Let’s start with the first part of that question. Interest rates are low, with the prime rate currently at 4.5 percent. Popular online lenders currently offer various rates, starting as low as 3.09 percent at LightStream, 5.49 percent at SoFi, and 6.99 percent at Marcus.
But those are the lowest rates they give to the best borrowers with near-perfect credit. It might not be what you’ll actually pay, since your interest rate will be set based on your personal financial and credit situation.
What Are the Returns on Gold?
Given those interest rates, would you be likely to make money borrowing to invest in gold? Gold returns can vary greatly depending on the time period.
For example, in the past year, gold has increased in price by more than 8 percent. That might make you want to rush out and buy gold, but you should know that in the past three years, gold has increased in price by 13.5 percent, which works out to an annual return of 4.3 percent – less than the amount you would have likely paid to borrow money over those three years.
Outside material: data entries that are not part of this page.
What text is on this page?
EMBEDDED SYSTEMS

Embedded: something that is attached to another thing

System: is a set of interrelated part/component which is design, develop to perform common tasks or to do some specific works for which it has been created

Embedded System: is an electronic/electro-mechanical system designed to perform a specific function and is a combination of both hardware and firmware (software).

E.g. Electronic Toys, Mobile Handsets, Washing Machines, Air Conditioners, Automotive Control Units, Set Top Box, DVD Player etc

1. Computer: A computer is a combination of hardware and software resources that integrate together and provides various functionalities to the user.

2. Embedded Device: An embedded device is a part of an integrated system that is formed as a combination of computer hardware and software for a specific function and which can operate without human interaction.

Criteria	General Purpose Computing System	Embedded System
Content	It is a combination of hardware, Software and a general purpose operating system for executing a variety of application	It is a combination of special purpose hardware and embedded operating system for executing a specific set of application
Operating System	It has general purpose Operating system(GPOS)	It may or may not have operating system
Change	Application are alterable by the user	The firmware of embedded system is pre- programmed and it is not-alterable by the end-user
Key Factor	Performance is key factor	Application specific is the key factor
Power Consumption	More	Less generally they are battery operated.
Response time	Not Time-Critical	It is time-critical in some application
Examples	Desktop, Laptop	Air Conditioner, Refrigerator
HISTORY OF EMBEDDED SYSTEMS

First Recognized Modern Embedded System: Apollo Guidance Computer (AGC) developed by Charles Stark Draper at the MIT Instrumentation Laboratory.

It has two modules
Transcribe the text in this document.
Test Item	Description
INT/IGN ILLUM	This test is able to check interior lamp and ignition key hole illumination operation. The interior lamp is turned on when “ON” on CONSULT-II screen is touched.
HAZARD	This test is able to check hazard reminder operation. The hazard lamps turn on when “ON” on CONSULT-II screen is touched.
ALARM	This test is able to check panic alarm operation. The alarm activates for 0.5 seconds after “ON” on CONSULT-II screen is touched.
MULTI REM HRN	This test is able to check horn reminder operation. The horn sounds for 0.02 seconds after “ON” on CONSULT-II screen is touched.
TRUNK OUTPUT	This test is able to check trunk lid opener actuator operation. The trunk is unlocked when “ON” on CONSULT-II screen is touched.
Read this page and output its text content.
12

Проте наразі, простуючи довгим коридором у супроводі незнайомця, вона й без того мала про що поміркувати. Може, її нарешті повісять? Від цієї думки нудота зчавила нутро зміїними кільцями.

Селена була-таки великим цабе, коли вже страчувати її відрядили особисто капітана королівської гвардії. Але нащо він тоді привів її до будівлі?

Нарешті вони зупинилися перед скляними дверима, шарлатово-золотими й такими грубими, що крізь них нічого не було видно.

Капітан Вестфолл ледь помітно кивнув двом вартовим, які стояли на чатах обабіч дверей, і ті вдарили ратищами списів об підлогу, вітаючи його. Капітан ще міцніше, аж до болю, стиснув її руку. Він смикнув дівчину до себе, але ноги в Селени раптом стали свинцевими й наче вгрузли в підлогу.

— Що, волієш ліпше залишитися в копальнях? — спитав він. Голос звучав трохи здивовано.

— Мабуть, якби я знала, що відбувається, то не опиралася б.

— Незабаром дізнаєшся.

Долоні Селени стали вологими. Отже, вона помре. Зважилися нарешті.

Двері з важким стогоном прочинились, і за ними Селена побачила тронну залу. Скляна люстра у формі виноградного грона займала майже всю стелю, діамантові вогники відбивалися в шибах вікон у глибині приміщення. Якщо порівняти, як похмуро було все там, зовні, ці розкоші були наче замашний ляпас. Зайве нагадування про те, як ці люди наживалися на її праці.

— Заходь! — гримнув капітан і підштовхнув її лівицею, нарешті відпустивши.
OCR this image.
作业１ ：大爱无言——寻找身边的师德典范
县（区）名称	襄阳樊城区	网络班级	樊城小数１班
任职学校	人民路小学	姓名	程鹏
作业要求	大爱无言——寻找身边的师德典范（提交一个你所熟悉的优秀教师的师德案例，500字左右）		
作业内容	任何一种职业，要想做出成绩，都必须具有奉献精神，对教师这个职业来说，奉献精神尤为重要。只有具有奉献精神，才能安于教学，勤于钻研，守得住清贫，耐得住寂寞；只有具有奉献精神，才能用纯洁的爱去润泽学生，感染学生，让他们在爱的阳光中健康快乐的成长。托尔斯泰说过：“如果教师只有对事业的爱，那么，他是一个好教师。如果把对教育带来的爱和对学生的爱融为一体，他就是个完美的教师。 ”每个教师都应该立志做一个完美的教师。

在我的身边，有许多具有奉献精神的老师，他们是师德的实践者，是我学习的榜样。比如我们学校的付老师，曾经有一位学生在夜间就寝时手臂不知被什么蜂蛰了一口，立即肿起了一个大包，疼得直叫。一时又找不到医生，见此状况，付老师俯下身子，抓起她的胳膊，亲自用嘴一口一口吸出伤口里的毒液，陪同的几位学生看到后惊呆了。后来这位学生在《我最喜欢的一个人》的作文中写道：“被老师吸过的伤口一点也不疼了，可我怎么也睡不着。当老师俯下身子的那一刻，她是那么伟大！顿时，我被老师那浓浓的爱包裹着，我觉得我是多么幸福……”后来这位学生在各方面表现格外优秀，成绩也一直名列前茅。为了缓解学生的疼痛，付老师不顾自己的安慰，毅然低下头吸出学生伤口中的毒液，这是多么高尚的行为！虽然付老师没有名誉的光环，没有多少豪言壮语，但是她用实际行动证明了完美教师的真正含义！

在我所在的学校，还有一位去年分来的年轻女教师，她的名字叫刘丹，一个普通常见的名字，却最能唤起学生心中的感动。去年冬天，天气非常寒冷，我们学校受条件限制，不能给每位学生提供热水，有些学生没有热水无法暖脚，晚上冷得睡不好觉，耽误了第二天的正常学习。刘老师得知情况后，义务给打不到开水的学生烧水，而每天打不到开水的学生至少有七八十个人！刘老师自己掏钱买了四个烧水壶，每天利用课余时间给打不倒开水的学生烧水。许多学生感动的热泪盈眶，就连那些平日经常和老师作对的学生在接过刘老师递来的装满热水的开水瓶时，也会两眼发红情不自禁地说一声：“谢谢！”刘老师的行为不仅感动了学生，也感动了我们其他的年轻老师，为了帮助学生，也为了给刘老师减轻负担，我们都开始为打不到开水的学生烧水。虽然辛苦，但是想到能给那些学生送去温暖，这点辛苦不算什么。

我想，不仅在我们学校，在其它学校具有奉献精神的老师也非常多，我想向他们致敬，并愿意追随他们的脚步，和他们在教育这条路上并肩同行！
More concerning is the fact that, in the past five years, gold decreased in price by 15.5 percent – or 3.3 percent per year. That doesn’t necessarily inspire confidence in an investor to take a risk and borrow in order to invest in gold.
What Are the Returns on Silver?
Did silver fare better over these same time periods? Unfortunately, it fared worse. In the past year, silver decreased in price by just under 6 percent. In the past three years, silver increased in price by just 4.5 percent or 1.5 percent per year.
But probably the most concerning is that in the last five years silver lost 43 percent of its value – or 10.5 percent annual loss.
When it comes to whether or not you should borrow a personal loan to buy gold and silver, the answer is that you can, but you might want to reconsider. Unless you’re a sophisticated investor, you’ll likely end up losing money. Furthermore, you’d still have to keep paying your loan, even if you have no profit to show for it.
But even if you are a sophisticated investor and think you can predict when the price of gold or silver is set to skyrocket – remember that no one can time the market.